3. Boost collaborative selling
Salesforce’s research found that 70% of customers say connected experiences are very important to winning their business. But to meet customers’ expectations, companies can’t rely on sales alone to close deals: they need to foster a truly collaborative effort between multiple parties who are all working toward shared goals.
By empowering your company’s sales, marketing, and service teams to work together, the whole company can execute an efficient collaborative “selling is service” model that puts customers at the center of your business. The key to this is connecting data and establishing similar success criteria across sales and service. Eighty-four percent of service professionals say a unified view of customer information is vital to providing great customer experiences.

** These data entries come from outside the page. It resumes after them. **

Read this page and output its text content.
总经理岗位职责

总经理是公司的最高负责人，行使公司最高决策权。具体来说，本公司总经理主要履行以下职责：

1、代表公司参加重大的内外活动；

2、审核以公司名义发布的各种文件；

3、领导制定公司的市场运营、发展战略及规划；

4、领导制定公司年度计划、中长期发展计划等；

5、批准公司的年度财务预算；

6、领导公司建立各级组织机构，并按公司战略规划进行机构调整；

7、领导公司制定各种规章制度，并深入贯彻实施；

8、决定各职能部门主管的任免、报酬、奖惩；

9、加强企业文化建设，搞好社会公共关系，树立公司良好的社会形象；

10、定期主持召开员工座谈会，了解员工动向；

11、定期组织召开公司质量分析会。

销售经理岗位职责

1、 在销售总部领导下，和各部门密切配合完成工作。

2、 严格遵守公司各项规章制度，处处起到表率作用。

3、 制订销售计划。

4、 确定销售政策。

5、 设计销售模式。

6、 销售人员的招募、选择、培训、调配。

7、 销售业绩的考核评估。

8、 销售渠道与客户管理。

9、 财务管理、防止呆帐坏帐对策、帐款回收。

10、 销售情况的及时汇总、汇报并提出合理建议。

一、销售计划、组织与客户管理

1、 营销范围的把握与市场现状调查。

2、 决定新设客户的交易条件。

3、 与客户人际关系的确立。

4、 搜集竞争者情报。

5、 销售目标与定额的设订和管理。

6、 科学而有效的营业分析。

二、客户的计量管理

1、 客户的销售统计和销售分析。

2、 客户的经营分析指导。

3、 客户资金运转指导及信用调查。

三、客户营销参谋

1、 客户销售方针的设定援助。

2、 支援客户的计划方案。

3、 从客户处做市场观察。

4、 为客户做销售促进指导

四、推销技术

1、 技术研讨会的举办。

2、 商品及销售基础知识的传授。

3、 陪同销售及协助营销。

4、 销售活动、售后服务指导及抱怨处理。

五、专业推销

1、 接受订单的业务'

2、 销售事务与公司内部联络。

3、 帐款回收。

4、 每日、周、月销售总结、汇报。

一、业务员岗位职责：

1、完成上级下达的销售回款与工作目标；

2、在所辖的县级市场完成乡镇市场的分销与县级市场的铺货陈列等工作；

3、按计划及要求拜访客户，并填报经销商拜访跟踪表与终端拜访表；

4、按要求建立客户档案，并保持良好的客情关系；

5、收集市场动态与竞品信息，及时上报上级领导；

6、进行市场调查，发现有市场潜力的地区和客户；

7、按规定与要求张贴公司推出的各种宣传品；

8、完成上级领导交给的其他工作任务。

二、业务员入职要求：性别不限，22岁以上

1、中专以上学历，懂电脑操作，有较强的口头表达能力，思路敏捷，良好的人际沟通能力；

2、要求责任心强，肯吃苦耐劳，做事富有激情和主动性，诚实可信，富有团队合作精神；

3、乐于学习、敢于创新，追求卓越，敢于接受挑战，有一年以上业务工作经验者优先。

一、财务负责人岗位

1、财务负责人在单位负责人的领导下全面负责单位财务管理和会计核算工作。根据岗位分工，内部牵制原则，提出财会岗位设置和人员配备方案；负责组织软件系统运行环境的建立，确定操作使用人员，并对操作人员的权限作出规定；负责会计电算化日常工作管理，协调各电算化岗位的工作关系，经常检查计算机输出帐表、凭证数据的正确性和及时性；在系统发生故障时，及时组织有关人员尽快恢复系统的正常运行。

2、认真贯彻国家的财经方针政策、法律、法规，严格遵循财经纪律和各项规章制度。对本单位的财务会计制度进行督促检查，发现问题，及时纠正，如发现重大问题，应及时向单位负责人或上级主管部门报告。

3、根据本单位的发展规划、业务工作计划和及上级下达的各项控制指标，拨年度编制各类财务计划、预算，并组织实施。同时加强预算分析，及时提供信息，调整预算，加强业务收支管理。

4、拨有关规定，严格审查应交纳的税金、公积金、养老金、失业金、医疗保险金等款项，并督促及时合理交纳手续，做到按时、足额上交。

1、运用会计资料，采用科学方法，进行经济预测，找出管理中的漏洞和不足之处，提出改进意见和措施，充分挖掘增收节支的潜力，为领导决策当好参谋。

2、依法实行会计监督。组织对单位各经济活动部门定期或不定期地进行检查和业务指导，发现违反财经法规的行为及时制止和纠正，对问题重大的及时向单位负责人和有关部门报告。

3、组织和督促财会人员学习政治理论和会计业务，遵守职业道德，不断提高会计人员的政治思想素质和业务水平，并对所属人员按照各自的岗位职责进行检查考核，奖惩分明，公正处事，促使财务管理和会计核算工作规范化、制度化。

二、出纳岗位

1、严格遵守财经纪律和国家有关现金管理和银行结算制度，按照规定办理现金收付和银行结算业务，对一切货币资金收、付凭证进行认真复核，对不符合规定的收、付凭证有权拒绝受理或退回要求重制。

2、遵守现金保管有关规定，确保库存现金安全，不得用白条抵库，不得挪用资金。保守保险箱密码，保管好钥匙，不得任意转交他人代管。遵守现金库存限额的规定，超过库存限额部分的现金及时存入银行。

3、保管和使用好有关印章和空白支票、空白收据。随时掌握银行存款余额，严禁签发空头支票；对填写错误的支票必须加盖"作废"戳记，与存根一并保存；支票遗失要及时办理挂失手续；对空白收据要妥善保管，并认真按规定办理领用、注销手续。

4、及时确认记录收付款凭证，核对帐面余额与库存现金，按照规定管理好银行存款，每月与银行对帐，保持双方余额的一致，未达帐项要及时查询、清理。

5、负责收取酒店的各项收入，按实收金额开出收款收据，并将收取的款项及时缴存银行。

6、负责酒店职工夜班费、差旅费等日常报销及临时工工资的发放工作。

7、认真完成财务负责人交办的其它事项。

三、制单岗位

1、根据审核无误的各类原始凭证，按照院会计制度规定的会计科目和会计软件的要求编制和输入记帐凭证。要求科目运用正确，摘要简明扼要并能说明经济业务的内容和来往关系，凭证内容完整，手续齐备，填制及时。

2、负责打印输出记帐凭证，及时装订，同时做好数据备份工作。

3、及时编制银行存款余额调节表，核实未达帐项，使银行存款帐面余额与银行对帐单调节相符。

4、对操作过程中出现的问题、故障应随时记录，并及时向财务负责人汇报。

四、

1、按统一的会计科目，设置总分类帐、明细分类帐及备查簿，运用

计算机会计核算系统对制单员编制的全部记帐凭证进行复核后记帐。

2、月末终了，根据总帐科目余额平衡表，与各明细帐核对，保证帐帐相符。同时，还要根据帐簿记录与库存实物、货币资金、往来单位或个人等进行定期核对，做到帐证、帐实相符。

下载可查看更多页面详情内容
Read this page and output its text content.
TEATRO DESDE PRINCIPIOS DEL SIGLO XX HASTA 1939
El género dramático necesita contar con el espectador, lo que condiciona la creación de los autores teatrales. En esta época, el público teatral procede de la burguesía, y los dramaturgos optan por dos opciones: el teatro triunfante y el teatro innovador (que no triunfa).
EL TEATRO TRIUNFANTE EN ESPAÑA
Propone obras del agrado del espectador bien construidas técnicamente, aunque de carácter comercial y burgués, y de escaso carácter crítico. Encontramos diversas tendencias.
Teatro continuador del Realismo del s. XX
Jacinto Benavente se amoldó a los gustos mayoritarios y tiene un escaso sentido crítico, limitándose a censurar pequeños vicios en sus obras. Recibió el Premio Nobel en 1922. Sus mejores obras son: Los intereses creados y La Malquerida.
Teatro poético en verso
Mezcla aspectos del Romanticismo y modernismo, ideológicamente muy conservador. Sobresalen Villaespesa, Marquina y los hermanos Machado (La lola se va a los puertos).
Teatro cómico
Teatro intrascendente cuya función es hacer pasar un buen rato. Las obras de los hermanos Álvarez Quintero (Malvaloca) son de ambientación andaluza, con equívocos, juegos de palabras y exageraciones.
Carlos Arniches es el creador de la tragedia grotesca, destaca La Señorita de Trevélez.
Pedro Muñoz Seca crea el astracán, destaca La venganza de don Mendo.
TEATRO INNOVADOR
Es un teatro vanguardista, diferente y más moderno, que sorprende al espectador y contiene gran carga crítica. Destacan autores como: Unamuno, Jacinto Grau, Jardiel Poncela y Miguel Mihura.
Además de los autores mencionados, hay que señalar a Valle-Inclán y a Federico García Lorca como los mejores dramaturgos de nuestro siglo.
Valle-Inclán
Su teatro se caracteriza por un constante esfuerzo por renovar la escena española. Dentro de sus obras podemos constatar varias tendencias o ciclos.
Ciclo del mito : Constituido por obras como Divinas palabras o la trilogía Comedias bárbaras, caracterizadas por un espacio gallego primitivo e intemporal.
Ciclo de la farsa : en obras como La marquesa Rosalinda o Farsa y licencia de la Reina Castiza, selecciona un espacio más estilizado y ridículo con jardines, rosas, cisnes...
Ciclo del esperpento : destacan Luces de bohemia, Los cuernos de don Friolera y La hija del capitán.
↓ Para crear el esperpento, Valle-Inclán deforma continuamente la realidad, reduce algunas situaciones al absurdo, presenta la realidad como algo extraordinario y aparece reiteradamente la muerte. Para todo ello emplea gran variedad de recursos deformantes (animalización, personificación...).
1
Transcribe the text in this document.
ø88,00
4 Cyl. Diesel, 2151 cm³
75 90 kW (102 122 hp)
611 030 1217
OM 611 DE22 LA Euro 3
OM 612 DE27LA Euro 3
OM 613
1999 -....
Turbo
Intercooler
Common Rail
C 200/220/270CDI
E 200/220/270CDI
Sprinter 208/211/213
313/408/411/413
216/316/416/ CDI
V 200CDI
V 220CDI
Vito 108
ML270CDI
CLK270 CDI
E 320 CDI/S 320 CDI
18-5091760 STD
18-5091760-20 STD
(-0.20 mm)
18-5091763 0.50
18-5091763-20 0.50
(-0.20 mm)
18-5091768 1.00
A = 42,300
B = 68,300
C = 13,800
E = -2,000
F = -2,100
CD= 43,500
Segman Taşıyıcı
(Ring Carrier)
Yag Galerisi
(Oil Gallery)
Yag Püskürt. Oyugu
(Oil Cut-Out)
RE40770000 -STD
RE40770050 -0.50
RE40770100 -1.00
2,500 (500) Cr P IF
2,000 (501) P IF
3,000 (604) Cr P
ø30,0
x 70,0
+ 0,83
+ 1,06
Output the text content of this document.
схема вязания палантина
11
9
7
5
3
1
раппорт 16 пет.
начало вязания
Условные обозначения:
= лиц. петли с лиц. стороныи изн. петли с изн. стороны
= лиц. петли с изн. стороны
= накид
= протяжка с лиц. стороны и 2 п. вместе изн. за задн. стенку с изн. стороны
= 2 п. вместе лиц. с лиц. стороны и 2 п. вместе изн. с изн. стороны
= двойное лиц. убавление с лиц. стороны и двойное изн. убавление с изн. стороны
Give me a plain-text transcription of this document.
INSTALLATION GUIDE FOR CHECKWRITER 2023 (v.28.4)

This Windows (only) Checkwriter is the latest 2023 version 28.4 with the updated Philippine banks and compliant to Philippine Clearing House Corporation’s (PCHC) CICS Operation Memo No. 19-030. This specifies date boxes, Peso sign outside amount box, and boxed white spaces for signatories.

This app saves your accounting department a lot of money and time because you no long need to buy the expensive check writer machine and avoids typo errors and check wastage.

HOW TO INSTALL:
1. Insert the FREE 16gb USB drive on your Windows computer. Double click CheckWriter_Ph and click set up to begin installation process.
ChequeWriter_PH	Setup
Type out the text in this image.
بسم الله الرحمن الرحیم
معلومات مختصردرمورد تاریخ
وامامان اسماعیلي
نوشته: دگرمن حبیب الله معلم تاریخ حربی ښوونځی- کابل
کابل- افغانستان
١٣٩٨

What’s more, tight collaboration between sales and service teams may reveal opportunities that would otherwise go unnoticed.
4. Measure and improve
If you don’t find a way to track customer service, you won’t know if you are delivering it, says Waldschmidt. He recommends making a note of people who say other happy customers referred them to your business. Keep a log of the number of emails you receive with unsolicited positive feedback. Find out where people — without being prompted — have used social media to say your business is great. Take what you are doing well and build on it.
In the digital era, new performance metrics that account for the broader customer experience are also becoming an essential part of the measurement process. With increasingly sophisticated analytics, more than half (51%) of customer service teams are taking a more granular look at the customer experience through first contact resolution rates, for example.
Waldschmidt suggests that when customer service issues do arise, admit what you could have done better. Then contact the customer 48 hours later to make sure you got it right and that they are now happy. Put a plan in place so you don’t repeat the same mistake in the future.